It was either bad preparation, or a bad reaction, or a safety being tired after a long drive and failing to execute. Whatever it was, it was too easy for Ben Roethlisberger.

--The Jonathan Jones pass interference penalty, as previously mentioned, was an abominable call made about 10 seconds late by an official who wasn't even in position to make the call. But that's more of a problem with NFL officiating than it is some commentary on the Patriots getting hosed. Because, frankly, bad calls happen every game, and good teams overcome bad calls.

Good teams don't run this defense on the very next snap after a bad call:

Antonio Brown
(Screen shot from

It's just hard to play the "What if?" game if that's how the Patriots defense follows up a bad call.

--On the positive end of things, the play by Jonathan Jones and Rex Burkhead to down a punt at the 1-yard line was pretty cool.

Sports guys doing sports stuff. That's why we watch the sports games, people.

--What made the play even more impressive was that Jones recovered from a blatant block in the back penalty that went uncalled:

Jonathan Jones
(GIF from

Perhaps motivated by the PI penalty, Jones got himself up and made that play. Impressive work. (That would have been a two-inch penalty, had it been called.)

--Of course, immediately following that up by letting Stevan "Still In The League" Ridley fly through a Moses-inspired gap in the line made the effort meaningless:

Stevan Ridley
(Screen shot from

Watching that back, it does appear that Maurkice Pouncey probably should have been called for holding Malcom Brown. (Shaq Mason was called for a similar hold later in the game, and Brady said referee John Hussey told him the crew was looking to call holding penalties tight.) But again, the "What if?" game is no fun when the team just doesn't perform.

--Tom Brady's pick was for sure bad.
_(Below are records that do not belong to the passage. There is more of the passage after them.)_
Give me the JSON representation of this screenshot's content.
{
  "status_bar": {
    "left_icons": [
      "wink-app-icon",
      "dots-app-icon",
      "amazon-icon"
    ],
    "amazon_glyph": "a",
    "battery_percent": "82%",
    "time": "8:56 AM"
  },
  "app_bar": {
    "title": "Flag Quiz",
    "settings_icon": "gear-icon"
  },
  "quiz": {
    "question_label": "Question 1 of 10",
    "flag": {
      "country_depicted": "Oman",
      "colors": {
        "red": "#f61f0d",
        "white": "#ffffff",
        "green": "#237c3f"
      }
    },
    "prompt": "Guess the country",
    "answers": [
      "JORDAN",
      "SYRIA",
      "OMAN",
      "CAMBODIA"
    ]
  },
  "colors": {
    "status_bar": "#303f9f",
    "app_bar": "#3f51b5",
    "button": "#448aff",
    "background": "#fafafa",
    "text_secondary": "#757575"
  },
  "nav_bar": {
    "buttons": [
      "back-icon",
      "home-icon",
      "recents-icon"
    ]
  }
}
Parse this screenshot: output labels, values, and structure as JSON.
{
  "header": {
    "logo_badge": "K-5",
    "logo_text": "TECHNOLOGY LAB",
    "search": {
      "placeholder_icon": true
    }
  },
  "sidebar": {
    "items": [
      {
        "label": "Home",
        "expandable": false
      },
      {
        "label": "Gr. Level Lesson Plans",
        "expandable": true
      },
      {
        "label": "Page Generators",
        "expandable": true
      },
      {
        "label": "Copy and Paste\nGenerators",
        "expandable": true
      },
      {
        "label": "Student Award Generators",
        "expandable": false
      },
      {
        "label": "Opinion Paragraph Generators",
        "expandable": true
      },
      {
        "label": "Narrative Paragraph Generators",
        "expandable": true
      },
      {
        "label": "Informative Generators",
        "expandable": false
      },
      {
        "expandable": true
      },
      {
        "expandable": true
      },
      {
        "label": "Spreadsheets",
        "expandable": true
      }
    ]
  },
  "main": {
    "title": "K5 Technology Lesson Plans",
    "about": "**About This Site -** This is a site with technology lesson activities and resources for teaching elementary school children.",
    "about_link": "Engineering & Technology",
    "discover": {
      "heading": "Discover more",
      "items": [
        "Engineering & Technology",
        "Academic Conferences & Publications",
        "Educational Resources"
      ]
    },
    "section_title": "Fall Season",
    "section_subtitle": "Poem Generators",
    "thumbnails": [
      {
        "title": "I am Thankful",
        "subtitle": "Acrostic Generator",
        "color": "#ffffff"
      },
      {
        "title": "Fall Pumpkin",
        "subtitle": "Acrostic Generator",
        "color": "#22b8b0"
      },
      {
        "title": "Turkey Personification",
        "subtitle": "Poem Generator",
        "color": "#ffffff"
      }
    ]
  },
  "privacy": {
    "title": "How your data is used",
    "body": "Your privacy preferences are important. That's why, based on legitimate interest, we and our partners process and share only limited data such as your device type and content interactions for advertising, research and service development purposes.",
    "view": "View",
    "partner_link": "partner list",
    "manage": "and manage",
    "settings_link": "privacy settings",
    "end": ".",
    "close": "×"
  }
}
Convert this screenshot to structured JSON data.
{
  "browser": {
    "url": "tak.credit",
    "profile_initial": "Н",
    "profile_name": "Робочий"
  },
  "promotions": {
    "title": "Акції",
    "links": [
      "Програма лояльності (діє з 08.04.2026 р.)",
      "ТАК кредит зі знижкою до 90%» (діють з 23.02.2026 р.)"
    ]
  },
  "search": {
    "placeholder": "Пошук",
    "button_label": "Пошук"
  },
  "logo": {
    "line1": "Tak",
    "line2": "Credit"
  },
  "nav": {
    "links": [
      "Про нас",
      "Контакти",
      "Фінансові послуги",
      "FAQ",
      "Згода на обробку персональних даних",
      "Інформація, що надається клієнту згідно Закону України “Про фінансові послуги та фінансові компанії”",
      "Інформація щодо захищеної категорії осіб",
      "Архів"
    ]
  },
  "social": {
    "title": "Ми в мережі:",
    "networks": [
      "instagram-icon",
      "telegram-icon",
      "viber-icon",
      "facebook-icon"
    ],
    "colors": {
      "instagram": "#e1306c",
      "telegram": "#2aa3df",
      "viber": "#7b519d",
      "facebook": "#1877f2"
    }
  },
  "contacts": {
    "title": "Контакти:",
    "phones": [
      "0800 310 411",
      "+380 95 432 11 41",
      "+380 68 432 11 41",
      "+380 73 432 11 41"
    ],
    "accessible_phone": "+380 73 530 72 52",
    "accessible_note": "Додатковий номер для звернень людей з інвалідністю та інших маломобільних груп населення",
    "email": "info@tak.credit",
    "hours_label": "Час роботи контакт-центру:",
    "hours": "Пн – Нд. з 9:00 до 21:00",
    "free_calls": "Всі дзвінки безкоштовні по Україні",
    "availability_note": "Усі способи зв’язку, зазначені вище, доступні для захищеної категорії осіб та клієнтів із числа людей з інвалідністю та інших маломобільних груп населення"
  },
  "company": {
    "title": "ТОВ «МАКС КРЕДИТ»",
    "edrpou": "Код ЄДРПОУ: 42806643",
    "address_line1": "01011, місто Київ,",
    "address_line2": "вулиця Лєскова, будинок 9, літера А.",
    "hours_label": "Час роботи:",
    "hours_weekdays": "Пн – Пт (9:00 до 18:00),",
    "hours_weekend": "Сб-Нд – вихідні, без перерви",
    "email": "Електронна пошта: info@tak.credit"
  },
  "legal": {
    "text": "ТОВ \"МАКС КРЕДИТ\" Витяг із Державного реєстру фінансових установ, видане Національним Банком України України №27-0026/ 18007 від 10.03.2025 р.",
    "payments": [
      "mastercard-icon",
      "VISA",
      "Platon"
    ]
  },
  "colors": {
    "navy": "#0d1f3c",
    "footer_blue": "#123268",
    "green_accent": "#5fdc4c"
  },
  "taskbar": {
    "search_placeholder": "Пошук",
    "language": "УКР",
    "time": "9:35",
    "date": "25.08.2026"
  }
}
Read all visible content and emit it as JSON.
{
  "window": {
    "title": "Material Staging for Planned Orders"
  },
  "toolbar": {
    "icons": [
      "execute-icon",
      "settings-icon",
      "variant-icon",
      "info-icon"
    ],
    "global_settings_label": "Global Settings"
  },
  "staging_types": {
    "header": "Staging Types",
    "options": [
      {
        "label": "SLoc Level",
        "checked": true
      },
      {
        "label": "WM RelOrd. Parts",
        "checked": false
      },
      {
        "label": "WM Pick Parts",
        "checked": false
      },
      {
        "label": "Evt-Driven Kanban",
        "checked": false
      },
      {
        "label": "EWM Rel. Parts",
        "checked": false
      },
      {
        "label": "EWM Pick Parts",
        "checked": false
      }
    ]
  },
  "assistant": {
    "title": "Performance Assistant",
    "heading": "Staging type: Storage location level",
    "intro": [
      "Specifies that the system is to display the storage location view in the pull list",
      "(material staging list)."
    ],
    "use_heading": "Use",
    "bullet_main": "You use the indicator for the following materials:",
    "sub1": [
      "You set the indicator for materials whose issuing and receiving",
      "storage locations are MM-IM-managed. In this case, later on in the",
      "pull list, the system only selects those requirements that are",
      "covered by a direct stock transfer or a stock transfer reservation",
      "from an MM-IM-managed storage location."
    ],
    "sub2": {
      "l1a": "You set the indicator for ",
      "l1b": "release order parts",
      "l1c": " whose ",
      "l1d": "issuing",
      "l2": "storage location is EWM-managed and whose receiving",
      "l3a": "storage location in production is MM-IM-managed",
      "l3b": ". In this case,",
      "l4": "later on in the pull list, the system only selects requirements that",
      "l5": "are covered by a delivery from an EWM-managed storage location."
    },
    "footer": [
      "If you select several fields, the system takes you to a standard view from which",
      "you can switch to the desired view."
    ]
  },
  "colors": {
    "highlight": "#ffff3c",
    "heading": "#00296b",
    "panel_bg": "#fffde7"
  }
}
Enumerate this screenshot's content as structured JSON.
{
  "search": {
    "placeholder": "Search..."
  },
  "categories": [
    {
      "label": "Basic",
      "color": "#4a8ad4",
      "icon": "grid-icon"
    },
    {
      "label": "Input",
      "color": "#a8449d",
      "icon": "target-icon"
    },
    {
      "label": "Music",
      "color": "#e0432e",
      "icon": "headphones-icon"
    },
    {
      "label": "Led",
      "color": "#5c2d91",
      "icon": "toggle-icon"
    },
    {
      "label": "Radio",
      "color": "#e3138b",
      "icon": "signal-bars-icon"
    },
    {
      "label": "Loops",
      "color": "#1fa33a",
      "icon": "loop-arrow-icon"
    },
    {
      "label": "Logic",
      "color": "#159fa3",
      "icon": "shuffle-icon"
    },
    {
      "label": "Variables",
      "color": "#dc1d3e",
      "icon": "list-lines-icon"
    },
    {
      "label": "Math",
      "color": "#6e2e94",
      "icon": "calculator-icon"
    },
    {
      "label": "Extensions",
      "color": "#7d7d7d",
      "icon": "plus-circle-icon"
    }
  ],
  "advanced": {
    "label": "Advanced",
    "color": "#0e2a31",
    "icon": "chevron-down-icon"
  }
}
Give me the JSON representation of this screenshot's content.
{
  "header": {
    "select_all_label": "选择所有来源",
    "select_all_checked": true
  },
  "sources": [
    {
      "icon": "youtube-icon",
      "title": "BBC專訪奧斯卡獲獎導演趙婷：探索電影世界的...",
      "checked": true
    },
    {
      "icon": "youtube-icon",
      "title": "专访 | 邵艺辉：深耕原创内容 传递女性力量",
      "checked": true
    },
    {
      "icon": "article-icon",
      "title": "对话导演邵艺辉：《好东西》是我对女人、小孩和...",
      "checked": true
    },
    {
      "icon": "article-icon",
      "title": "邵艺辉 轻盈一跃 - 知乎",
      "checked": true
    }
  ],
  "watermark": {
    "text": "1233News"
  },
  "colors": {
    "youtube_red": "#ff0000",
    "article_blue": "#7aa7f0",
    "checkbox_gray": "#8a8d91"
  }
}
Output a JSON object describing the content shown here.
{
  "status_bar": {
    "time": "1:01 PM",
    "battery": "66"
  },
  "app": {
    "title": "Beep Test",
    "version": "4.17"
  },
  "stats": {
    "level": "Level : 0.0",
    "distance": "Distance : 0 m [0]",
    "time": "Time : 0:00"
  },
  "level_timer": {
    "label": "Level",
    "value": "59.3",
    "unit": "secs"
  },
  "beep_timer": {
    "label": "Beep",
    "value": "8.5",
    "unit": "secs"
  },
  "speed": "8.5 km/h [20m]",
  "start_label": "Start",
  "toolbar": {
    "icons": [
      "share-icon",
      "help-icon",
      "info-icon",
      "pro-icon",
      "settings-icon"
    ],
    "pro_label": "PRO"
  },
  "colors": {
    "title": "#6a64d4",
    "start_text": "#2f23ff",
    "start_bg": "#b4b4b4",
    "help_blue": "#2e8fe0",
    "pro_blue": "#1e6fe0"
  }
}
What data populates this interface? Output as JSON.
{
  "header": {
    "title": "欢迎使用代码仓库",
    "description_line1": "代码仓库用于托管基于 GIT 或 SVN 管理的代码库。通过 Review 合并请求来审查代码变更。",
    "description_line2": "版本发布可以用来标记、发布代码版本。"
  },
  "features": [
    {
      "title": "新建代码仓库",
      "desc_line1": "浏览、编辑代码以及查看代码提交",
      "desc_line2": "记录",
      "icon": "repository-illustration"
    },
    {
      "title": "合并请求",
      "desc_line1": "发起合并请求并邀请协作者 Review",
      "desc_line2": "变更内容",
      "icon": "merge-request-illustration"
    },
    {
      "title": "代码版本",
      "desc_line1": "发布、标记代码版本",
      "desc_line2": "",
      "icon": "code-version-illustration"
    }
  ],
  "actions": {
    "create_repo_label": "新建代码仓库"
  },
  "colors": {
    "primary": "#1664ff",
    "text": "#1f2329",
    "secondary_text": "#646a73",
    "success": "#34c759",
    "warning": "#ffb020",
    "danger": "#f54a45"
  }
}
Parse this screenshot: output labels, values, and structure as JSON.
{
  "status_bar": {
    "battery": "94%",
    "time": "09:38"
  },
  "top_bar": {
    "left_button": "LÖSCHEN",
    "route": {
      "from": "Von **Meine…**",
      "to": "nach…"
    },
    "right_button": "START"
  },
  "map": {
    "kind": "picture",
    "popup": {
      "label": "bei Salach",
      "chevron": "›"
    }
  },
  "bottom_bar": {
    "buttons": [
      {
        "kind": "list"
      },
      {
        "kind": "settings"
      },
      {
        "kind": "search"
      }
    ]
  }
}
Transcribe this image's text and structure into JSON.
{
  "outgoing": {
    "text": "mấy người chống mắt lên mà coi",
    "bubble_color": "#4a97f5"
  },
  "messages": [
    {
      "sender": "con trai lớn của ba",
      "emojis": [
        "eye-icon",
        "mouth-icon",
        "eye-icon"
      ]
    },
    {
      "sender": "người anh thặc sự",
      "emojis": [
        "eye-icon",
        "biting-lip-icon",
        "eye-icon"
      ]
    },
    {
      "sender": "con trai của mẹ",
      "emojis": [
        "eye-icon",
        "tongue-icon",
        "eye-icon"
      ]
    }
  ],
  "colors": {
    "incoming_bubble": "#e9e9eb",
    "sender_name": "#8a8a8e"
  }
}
We know that. But can we take a moment to focus on an underappreciated athletic feat on that play?

Yes, we can. Because this is my story. And rhetorical questions like that serve no purpose other than to waste time.


Joe Haden! The man went up to high-point the ball and haul it in. OK. No big deal. Professional athlete and all of that. A simple task.

(Stephen A. Smith voice) HOWEVAH! Imagine trying to catch a ball while Rob Gronkowski goes full freight train on you and tries to drive you out of bounds, AND while the always-scrappy Julian Edelman grabs you from behind. Just imagine! Close your eyes. Do it.

Did you do it?

In your imagination, I would hope that you dropped the football. (I would hope that you also wouldn't be lying in a heap, weeping uncontrollably after the play. But I wouldn't fault you if you did.)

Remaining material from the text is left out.